Captured by the vibes, I forgot to ask myself if this is actually needed. Was the migration project so large and complex that we needed high-level dashboards and automated tracking scripts to track the provenance of each individual file in the repository? What downstream consequences would such a strict approach have on our effort to migrate and the scope of the project? I at least, was mesmerized by the vibe and fell helpless down the rabbit hole until I realized too late that more time was used to fix the reporting dashboard than actually doing the work. Is this simply classic and willful procrastination?

Git Commit

Then the actual work started. I took the time to write detailed instruction files for how to migrate each type of file, and strict rules for how to handle references in the new framework. Then I instructed the assistant to follow the migration plan for one domain at a time, including rearranging the file and directory structure, documentation and the whole shebang. In theory this would save a lot of time and manual effort, especially if just vibe coding it.

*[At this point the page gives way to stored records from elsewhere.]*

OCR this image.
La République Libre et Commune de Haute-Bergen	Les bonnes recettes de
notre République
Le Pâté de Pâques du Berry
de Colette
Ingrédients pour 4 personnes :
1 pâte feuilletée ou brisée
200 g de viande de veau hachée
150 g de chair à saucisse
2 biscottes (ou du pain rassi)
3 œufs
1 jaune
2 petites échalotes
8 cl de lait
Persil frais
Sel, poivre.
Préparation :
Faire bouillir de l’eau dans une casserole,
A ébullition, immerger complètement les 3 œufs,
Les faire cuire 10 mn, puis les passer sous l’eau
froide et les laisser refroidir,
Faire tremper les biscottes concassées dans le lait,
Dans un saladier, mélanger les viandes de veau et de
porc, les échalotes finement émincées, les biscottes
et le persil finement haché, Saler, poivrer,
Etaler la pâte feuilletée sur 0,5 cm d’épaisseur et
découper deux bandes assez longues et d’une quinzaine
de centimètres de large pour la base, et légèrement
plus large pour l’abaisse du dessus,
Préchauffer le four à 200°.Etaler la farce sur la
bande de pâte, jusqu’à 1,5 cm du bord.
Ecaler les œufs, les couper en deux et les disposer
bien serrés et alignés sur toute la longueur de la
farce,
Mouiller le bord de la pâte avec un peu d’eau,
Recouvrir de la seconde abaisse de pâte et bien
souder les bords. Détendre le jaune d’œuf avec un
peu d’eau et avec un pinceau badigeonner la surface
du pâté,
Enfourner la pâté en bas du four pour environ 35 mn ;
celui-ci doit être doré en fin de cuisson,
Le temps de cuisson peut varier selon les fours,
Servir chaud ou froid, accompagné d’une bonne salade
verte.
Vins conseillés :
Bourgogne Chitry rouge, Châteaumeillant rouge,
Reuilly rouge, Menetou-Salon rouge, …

During our migration, I frequently ran build commands to test the output, and it frequently failed, requiring me to either ask the assistant to give it another try or fix the files manually. Very often I needed to fix the files manually as well, which over time made it very difficult to distinguish our edits. Reverting just the edits of the assistant using plain git? Good luck with that!

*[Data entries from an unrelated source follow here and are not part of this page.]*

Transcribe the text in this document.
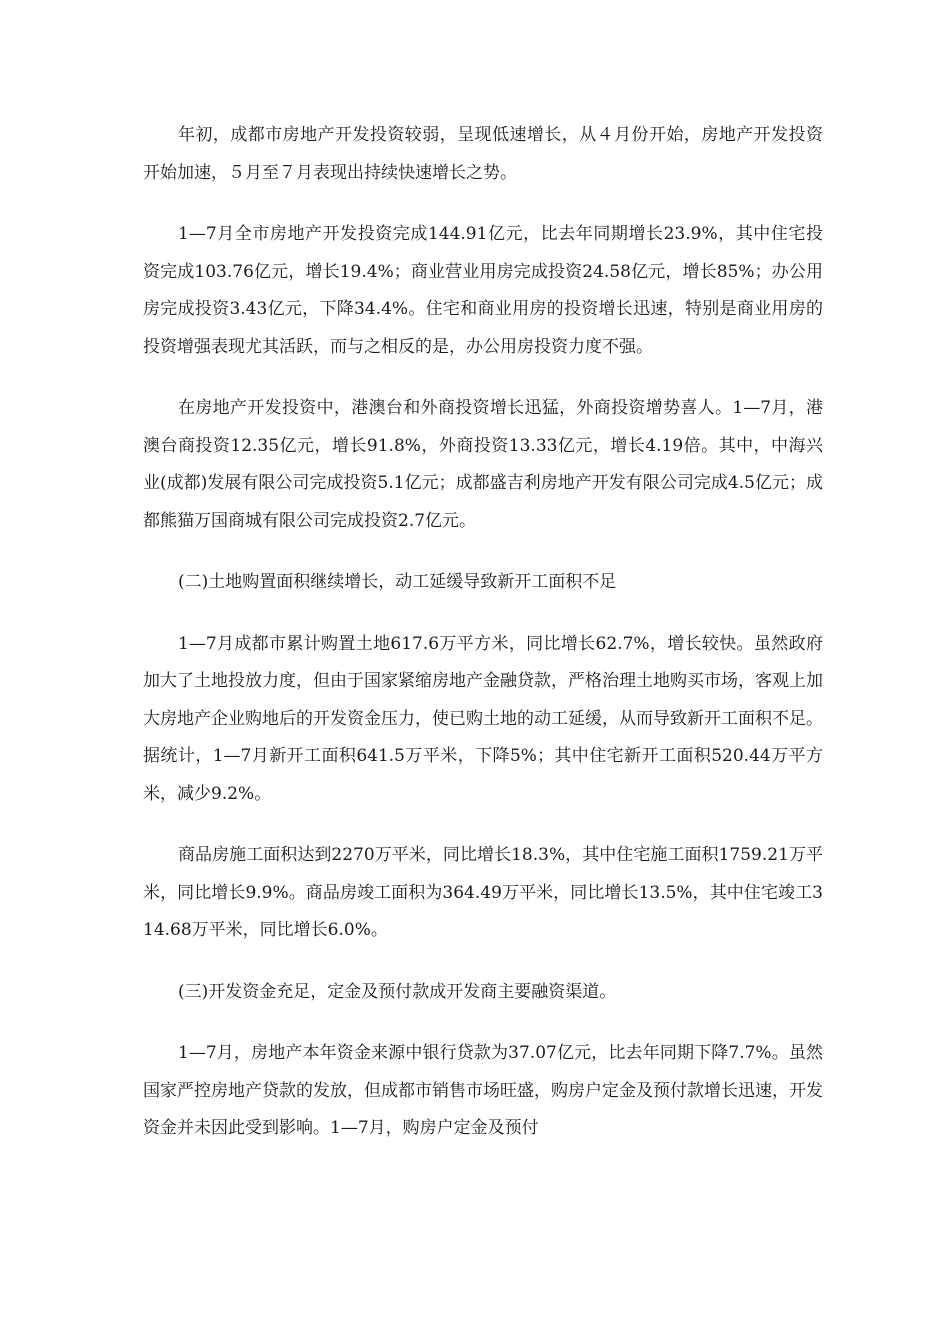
年初，成都市房地产开发投资较弱，呈现低速增长，从４月份开始，房地产开发投资开始加速，５月至７月表现出持续快速增长之势。

1—7月全市房地产开发投资完成144.91亿元，比去年同期增长23.9%，其中住宅投资完成103.76亿元，增长19.4%；商业营业用房完成投资24.58亿元，增长85%；办公用房完成投资3.43亿元，下降34.4%。住宅和商业用房的投资增长迅速，特别是商业用房的投资增强表现尤其活跃，而与之相反的是，办公用房投资力度不强。

在房地产开发投资中，港澳台和外商投资增长迅猛，外商投资增势喜人。1—7月，港澳台商投资12.35亿元，增长91.8%，外商投资13.33亿元，增长4.19倍。其中，中海兴业(成都)发展有限公司完成投资5.1亿元；成都盛吉利房地产开发有限公司完成4.5亿元；成都熊猫万国商城有限公司完成投资2.7亿元。

(二)土地购置面积继续增长，动工延缓导致新开工面积不足

1—7月成都市累计购置土地617.6万平方米，同比增长62.7%，增长较快。虽然政府加大了土地投放力度，但由于国家紧缩房地产金融贷款，严格治理土地购买市场，客观上加大房地产企业购地后的开发资金压力，使已购土地的动工延缓，从而导致新开工面积不足。据统计，1—7月新开工面积641.5万平米，下降5%；其中住宅新开工面积520.44万平方米，减少9.2%。

商品房施工面积达到2270万平米，同比增长18.3%，其中住宅施工面积1759.21万平米，同比增长9.9%。商品房竣工面积为364.49万平米，同比增长13.5%，其中住宅竣工314.68万平米，同比增长6.0%。

(三)开发资金充足，定金及预付款成开发商主要融资渠道。

1—7月，房地产本年资金来源中银行贷款为37.07亿元，比去年同期下降7.7%。虽然国家严控房地产贷款的发放，但成都市销售市场旺盛，购房户定金及预付款增长迅速，开发资金并未因此受到影响。1—7月，购房户定金及预付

Because I had let the scope increase beyond minimal migration, the migrated output consisted of multiple types of changes. Since changing framework, most files had changes on almost all lines. Using git diff then became almost useless, as the before-after-diff was so different. Committing this to our git log often became an all or nothing exercise.

When the migration effort had progressed for a while and pushing the code to our testing server, I realized that there was unexpected discrepancies between the legacy and the migrated output (unexpected database changes). Now I had to go back and debug to identify what changes had been made that actually changed logic and not only the structure. Since I at this point had limited my understanding of the data flow by vibe coding the migration, this was extremely time consuming, and likely alone took more than I saved during all the vibe sessions :-/

Risk Aversion

I must admit that I probably should have aborted the vibe coding approach earlier, but I was on a mission to test out the potential benefits of vibe coding and did not care (enough yet). For each domain, I ran through this whole process at least twice, and at least one of those attempts crash landed due to the end result not giving the same output as the legacy, and the git log being impossible to deconstruct in a way that I could debug the origin of the discrepancy without actually rewriting the migration manually. It might also be a symptom of overly complex code to begin with, but this was also the reason why I actually needed the migration to be just that, only migration and nothing else.

To this day, when I try to discuss everything from architectural changes to minuscule single-file migrations, the AI assistant consistently increases the scope of the assignment. Doing a simple migration using agent mode also typically results in some other issues with the original code and it automatically attempts to fix it resulting in additional code I was not asking for. Discussing larger architectural or strategic changes consistently results in well-structured pros and cons with a summary recommendation of a “hybrid approach” keeping all options open. What is this behavior really?

I think my primary takeaways from this small adventure are to be critical of suggestions that increase scope, to still hand-code, work incrementally, capture small and distinct changes in git commits, and to write good commit messages.